In the event the canned light is IC rated, seal the light where it appears through the ceiling with general purpose caulk – your able to install insulation within the light.
When the canned light will not be IC rated, seal the light where it comes from the ceiling and any holes within the light body with high temperature caulk. Form a cylinder with the metal flashing and set it around the light body like you would probably a flue pipe leaving a two inch air space. Hold it set up with all the sheet metal screws. This ought to look like a gardener that puts an open end bucket over his young tomato plants so they are shielded from the cold. The plant is definitely the can light and also the bucket is definitely the sheet metal.
6. Locate any exhaust fans, there might be none, several. The fans should have a ridged or flexable round duct running from the fan to an exhaust point that puts the exhausted air outside and never inside the attic. Utilize the all purpose caulk or the foam spray to seal the fan body on the ceiling. Make use of the caulk to seal the holes within the fan body. Be sure the duct is exhausting for an eve vent or perhaps a roof peak vent. Make use of the metal flashing and the foam spray to seal the exhaust duct towards the eve or roof vent. Secure the duct with wire or plastic ties to make sure that the duct will not fall down with time. An exhaust fan includes a one way flapper valve inside the exhaust fan body just before it attaches for the duct. Because of the chance, inspect the flapper valve and be sure lint, dust, hair, moisture and gunk has not left the valve stuck open or glued shut. The flapper valve is a back flow restrictor, keeping cold or warm air from coming back down the duct into your house. Tip- Now might be a good time to replaced older noisy exhaust fans. I suggest an exhaust fan rated at 100 cfm (cubic feet per minute ) or more and on the quiet side.
7. Now take the can of spray foam and apply foam to each hole where an electric powered wire, T.V. wire, or telephone wire enters or leaves the attic. Perform the same for that plumbing pipes. There must be vent pipes running up through the attic floor and out your roof. Foam where the pipe comes with the attic floor. Do not foam where the pipe goes over the top.

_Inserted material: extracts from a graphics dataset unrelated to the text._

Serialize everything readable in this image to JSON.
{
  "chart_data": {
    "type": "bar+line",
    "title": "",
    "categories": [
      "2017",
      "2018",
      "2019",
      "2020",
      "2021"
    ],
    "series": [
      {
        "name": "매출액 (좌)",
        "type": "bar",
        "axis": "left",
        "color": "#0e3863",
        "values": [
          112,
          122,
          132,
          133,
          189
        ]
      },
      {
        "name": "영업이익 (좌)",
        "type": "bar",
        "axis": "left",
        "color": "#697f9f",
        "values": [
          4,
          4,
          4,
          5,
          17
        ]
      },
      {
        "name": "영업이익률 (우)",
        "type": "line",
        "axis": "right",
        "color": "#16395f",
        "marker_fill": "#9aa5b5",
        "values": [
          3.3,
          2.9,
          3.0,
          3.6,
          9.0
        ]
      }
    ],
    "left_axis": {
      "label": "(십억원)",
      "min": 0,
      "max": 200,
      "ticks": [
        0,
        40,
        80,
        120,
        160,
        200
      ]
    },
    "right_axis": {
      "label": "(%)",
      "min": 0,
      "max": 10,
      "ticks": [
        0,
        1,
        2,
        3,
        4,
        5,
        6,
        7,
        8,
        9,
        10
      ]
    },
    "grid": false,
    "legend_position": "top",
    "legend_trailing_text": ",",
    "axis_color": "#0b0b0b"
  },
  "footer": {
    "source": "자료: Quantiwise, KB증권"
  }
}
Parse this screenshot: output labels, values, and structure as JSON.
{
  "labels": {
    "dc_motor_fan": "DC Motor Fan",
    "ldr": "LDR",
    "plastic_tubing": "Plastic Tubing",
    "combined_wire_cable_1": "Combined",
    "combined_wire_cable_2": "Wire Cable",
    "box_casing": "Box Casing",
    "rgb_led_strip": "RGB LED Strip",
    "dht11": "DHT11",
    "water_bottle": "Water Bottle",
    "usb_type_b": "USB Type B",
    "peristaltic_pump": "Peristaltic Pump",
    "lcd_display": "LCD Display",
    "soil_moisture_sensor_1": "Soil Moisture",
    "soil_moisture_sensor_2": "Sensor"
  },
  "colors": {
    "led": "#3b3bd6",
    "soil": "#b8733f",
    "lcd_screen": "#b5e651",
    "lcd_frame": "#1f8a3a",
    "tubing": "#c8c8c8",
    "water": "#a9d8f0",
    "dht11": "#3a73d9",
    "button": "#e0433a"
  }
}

8. Some homes, both older homes and newer, may have open framing spaces running from the attic floor down towards the floor below. These are generally spaces that be a consequence of unneeded space at the conclusion of bathtubs or closets. They maybe caused by irregular framing like a triangle formed where a closet meets a hallway that fits a bedroom door. These open chases kkwzjo to be sealed with more than just insulation. Take some cardboard, make the grade to fit over the opening, lay a bead of all the purpose caulk round the lip from the opening, lay the cardboard on top the the caulk and screw down with all the sheet metal screws. You now simply insulate within the cardboard.